[ntp:questions] NTP vs chrony comparison (Was: oscillations in ntp clock synchronization)
David Woolley
david at ex.djwhome.demon.co.uk.invalid
Wed Jan 23 23:24:46 UTC 2008
Unruh wrote:
>
> Chrony is also a server. The key detraction for me is that it cannot use hardware clocks.
That would be a specification violation (should level, I think), as
chrony is only an SNTP implementation. In some "off list"
correspondence with Dave Mills be points out one reason for this is that
the end to end response of an NTP network depends on all steps
implementing the protocol properly. My impression is that, even though
the clock discipline algorithm isn't normative in NTPv3, that includes
using the specified discipline algorithm.
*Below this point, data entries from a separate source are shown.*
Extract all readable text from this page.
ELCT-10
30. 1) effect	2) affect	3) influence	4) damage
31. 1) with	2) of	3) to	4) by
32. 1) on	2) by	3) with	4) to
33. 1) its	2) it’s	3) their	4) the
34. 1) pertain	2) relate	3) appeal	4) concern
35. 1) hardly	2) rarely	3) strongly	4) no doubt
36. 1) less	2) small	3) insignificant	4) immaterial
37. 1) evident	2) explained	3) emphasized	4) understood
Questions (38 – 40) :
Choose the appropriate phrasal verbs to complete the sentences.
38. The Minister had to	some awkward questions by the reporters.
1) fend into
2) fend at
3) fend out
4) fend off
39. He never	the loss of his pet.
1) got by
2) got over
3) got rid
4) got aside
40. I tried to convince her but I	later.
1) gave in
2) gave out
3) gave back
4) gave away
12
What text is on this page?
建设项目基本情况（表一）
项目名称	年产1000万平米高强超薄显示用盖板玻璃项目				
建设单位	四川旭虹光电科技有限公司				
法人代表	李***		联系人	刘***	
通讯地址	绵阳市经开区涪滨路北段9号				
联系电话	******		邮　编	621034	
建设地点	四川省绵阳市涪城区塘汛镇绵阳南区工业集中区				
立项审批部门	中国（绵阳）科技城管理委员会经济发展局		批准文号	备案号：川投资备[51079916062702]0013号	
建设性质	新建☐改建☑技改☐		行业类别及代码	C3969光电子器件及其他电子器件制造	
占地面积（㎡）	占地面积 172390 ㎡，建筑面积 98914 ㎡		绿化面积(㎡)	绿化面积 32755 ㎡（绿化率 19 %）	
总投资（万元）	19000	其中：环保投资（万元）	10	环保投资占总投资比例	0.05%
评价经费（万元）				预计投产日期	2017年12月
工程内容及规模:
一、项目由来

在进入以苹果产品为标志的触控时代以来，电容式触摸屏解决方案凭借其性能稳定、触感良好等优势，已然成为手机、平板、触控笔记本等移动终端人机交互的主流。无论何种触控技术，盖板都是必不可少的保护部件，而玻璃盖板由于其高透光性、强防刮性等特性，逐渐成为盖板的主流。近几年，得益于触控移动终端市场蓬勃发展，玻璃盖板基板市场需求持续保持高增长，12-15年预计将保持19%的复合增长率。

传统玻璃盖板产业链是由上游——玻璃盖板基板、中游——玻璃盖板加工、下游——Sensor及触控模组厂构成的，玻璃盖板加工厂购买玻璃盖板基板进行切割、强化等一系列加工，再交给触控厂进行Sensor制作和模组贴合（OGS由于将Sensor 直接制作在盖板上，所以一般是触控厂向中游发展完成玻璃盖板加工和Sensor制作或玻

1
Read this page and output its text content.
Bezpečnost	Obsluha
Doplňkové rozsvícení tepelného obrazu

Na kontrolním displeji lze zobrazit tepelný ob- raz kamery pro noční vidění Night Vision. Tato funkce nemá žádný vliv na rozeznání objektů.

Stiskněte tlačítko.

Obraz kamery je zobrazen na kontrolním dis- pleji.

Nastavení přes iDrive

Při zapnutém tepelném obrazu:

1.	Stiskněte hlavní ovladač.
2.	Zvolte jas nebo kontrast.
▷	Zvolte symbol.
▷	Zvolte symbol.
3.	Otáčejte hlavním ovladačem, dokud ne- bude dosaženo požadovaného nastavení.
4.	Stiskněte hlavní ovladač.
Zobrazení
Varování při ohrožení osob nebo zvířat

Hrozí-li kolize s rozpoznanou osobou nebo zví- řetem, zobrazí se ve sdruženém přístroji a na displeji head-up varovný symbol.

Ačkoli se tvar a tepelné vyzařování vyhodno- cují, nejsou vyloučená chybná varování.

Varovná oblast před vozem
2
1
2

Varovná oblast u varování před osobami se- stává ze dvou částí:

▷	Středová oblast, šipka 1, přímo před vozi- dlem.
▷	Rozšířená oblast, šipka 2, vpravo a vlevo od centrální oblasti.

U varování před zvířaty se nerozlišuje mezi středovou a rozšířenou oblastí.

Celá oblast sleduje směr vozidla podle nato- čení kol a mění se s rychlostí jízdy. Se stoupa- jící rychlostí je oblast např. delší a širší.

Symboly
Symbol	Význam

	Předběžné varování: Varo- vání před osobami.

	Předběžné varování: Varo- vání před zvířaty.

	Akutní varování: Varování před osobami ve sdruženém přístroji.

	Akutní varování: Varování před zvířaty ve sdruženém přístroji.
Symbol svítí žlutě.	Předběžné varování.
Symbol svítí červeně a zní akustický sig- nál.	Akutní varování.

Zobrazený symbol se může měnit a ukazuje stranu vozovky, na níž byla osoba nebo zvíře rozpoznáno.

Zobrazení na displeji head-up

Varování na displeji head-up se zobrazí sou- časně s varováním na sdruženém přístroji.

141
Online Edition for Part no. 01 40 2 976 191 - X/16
I suspect this may be
enforced in the latest version of the specification.
I strongly suspect that the pool server people wouldn't want chroony as
a pool server, although it turns out that someone was running optenntpd
as one.
> are better than NTP's are. The key question is how close to the real time
> is the time that the system clock delivers. Chrony is closer by factors of
> at least 2 and probably if run at high priority as my ntp is, much better
You cannot say that except when the system is clearly out of lock, as
you are not measuring the necessary parameter, because to do so would
require special instrumentation.
> I have seen this both with a chrony controlled clock and an NTP controlled
> clock. It is just that the NTP response is not good.
As noted in another article, I suspect what might be needed is a mixed
approach, using the chrony approach to gain or regain lock (whilst
signalling alarm and stratum 16 downstream) with the ntpd approach used
when the loop is locked. However Dave Mills can be particularly stubborn.